(as of 16-DEC-2019)
R is an open source language and environment for statistical computing and graphics.
Here at IEL, we deal with very large sets of data every single day. R is a powerful programming language for handling this data and breaking it down in new ways. Many people prefer Python and its packages like Pandas to deal with these large sets of data. There are a few drawbacks to using Python to handle this data, however, including the lack of a GUI and a worse off ecosystem (fewer packages, smaller community, etc), just to name a few.
Many people that write in R use R Studio. You can find free and paid versions of R Studio Here.
This post will take you through my experience step by step getting R and R studio setup on my machine. It will also cover how I wrote my first R script, and how you can too!
Part One - Install 💿
First, we’ll need to download R from the CRAN (Comprehensive R Archive Network). I will be installing on macOS, but you should download the package that corresponds with your operating system.

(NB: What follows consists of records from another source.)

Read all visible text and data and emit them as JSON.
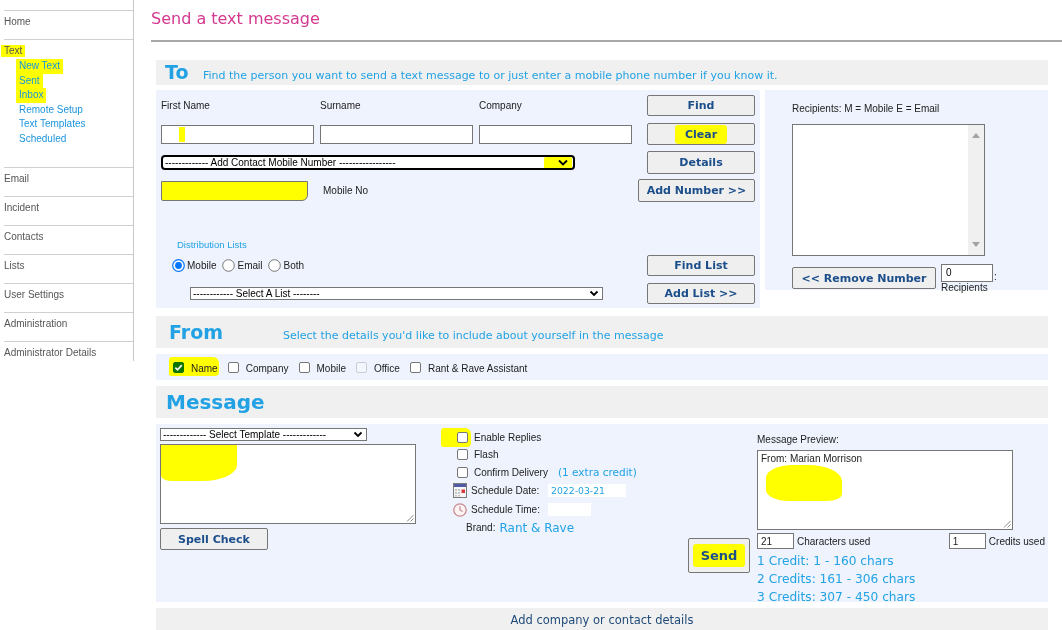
{
  "sidebar": {
    "items": [
      {
        "label": "Home",
        "highlighted": false
      },
      {
        "label": "Text",
        "highlighted": true,
        "children": [
          {
            "label": "New Text",
            "highlighted": true
          },
          {
            "label": "Sent",
            "highlighted": true
          },
          {
            "label": "Inbox",
            "highlighted": true
          },
          {
            "label": "Remote Setup",
            "highlighted": false
          },
          {
            "label": "Text Templates",
            "highlighted": false
          },
          {
            "label": "Scheduled",
            "highlighted": false
          }
        ]
      },
      {
        "label": "Email",
        "highlighted": false
      },
      {
        "label": "Incident",
        "highlighted": false
      },
      {
        "label": "Contacts",
        "highlighted": false
      },
      {
        "label": "Lists",
        "highlighted": false
      },
      {
        "label": "User Settings",
        "highlighted": false
      },
      {
        "label": "Administration",
        "highlighted": false
      },
      {
        "label": "Administrator Details",
        "highlighted": false
      }
    ]
  },
  "page_title": "Send a text message",
  "to_section": {
    "heading": "To",
    "subtitle": "Find the person you want to send a text message to or just enter a mobile phone number if you know it.",
    "search_fields": [
      {
        "label": "First Name",
        "highlighted": true
      },
      {
        "label": "Surname",
        "highlighted": false
      },
      {
        "label": "Company",
        "highlighted": false
      }
    ],
    "contact_select": {
      "value": "------------- Add Contact Mobile Number -----------------",
      "highlighted": true
    },
    "mobile_field": {
      "label": "Mobile No",
      "highlighted": true
    },
    "buttons": [
      {
        "label": "Find",
        "highlighted": false
      },
      {
        "label": "Clear",
        "highlighted": true
      },
      {
        "label": "Details",
        "highlighted": false
      },
      {
        "label": "Add Number >>",
        "highlighted": false
      }
    ],
    "distribution_lists": {
      "heading": "Distribution Lists",
      "options": [
        {
          "label": "Mobile",
          "selected": true
        },
        {
          "label": "Email",
          "selected": false
        },
        {
          "label": "Both",
          "selected": false
        }
      ],
      "list_select": {
        "value": "------------ Select A List --------"
      },
      "buttons": [
        {
          "label": "Find List"
        },
        {
          "label": "Add List >>"
        }
      ]
    }
  },
  "recipients": {
    "label": "Recipients: M = Mobile E = Email",
    "remove_button": "<< Remove Number",
    "count": "0",
    "count_separator": ":",
    "count_label": "Recipients"
  },
  "from_section": {
    "heading": "From",
    "subtitle": "Select the details you'd like to include about yourself in the message",
    "options": [
      {
        "label": "Name",
        "checked": true,
        "disabled": false,
        "highlighted": true
      },
      {
        "label": "Company",
        "checked": false,
        "disabled": false,
        "highlighted": false
      },
      {
        "label": "Mobile",
        "checked": false,
        "disabled": false,
        "highlighted": false
      },
      {
        "label": "Office",
        "checked": false,
        "disabled": true,
        "highlighted": false
      },
      {
        "label": "Rant & Rave Assistant",
        "checked": false,
        "disabled": false,
        "highlighted": false
      }
    ]
  },
  "message_section": {
    "heading": "Message",
    "template_select": {
      "value": "------------- Select Template -------------"
    },
    "body_field": {
      "highlighted": true
    },
    "spell_check_button": "Spell Check",
    "options": [
      {
        "label": "Enable Replies",
        "checked": false,
        "highlighted": true
      },
      {
        "label": "Flash",
        "checked": false,
        "highlighted": false
      },
      {
        "label": "Confirm Delivery",
        "checked": false,
        "highlighted": false,
        "note": "(1 extra credit)"
      }
    ],
    "schedule_date": {
      "label": "Schedule Date:",
      "value": "2022-03-21"
    },
    "schedule_time": {
      "label": "Schedule Time:"
    },
    "brand": {
      "label": "Brand:",
      "value": "Rant & Rave"
    },
    "send_button": {
      "label": "Send",
      "highlighted": true
    },
    "preview": {
      "label": "Message Preview:",
      "value": "From: Marian Morrison",
      "highlighted": true
    },
    "characters": {
      "value": "21",
      "label": "Characters used"
    },
    "credits": {
      "value": "1",
      "label": "Credits used"
    },
    "credit_tiers": [
      "1 Credit: 1 - 160 chars",
      "2 Credits: 161 - 306 chars",
      "3 Credits: 307 - 450 chars"
    ]
  },
  "footer": {
    "label": "Add company or contact details"
  }
}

After that, follow the prompts to install R on your machine.
After this we can launch R through the R console that just installed onto our machine. While the console is nice, the GUI of R Studio is much better to work with, especially when dealing with large sets of data. Plus, if you’re anything like me, seeing things visually always helps me understand them better. Let’s begin installing R Studio. Head on over to the link Here to download R Studio. As mentioned earlier, there are free and paid versions, but the free version will work fine for most tasks.
Follow the prompts on screen and complete the install.

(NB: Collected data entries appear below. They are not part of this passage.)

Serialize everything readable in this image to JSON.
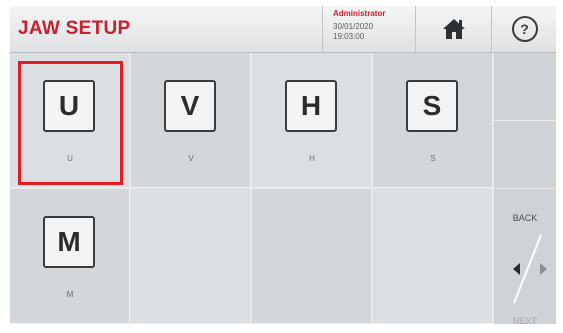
{
  "header": {
    "title": "JAW SETUP",
    "user_role": "Administrator",
    "date": "30/01/2020",
    "time": "19:03:00",
    "home_icon": "home-icon",
    "help_symbol": "?"
  },
  "jaws": [
    {
      "letter": "U",
      "label": "U",
      "selected": true
    },
    {
      "letter": "V",
      "label": "V",
      "selected": false
    },
    {
      "letter": "H",
      "label": "H",
      "selected": false
    },
    {
      "letter": "S",
      "label": "S",
      "selected": false
    },
    {
      "letter": "M",
      "label": "M",
      "selected": false
    }
  ],
  "side_nav": {
    "back_label": "BACK",
    "next_label": "NEXT"
  },
  "colors": {
    "accent": "#c9202c",
    "selection": "#e31b23"
  }
}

Part Two - Getting Familiar 📖
Now that we have R and R Studio installed, let’s look around to get familiar with the interface of R Studio. On first launch we will see:
- Left: Console - This is the exact same console from the R console we launched earlier. There is also a tab with a local running terminal on our machine, as well as a jobs tab to show currently running (and previous) jobs.
- Top Right: Environment - This area houses all of our data sets and variables currently stored in our current R working directory. It will also show a tab with history of previously used commands, as well as a connections tab for connecting to external sources for data.
- Bottom Right: Display - This section contains a file explorer, as well as a tab to see all of our plots, R packages that we’re utilizing, and even a nice Help tab to find more documentation regarding R and R Studio. There is also a viewer tab for viewing local web content.
Part Three - Our First Script ✏️
To begin writing our first script in R, go to the top left and click the
New icon, and from that drop-down select
R Script. This will slide the console on the left downwards, and then show an editor where we can begin writing our code.
R seems to be very similar to Python. For me, having a fair amount of knowledge on Python makes learning R easier, however if you don’t have experience with Python (or any programming at all), I recommend checking out this book Here. It helped me gain more of an understanding on R itself as well as how to use it to work with sets of data (our end goal!).
We’ll begin our first R script by writing the infamous
Hello World program. To do this, we’ll head on over to the editor that popped up before and type:
Once we’ve done this, we’ll click
Run in the top right of our code editor. This should print
Hello, World! to the console in the bottom left. Your screen should look like this:
And we did it! We wrote our first script in R. 😎
Part Four - Something A Bit More Advanced 🚀
Now that we have R and R Studio up and running, let’s try something a bit more advanced. The main focus of R is to allow users to programmatically work with very large sets of data (and subsequently be able to do very cool things with them!).
For something more advanced, let’s if we can make a bar graph with random data that we generate. To do this, we’ll enter
myList <- c(2,2,3,3,3,4,4,4,5,5,5,5,5,6) counts <- table(myList) counts myList barplot(counts)
into the R console (inside of R Studio). Press enter and we should see this:
Here’s what each line of the above does:
Combine arguments to form a vector
myList <- c(2,2,3,3,3,4,4,4,5,5,5,5,5,6)
The first line generates a vector from the values we inserted between the parenthesis. Here, I inserted several integers for this vector, but you can use other types as well.
Generate table from vector
counts <- table(myList)
The table function then takes the vector and forms it into a table which allows for easier manipulation.
Typing in the name of a variable/value into the console will return that value. This can be helpful to quickly see a formatted version of that variable (such as a table or vector).
Just as before, we can quickly view a basic formatted version of a value or variable by typing its name into the console.
Generate a bar plot from our table
The bar plot function allows us to create a bar plot from whichever set of data we feed it, in this case our
counts table. This bar plot shows us the total number of times each number occurs in our tables, or more specifically in our original vector.
The Power Of R 🔌
As all industries continue to grow, the analytics of data is so much more important to understanding how your company/business functions, as well as how to grow and improve on your existing procedures and ideas. R and R studio allow us to take this data, whether a small or large set, and put it to work. R Studio allows us to visualize the data, manipulate it to draw conclusions, and even implement a bit of machine learning to predict how things will behave in the future. Regardless of how you use R and R Studio, their benefits can be clearly seen across all industries that exist today.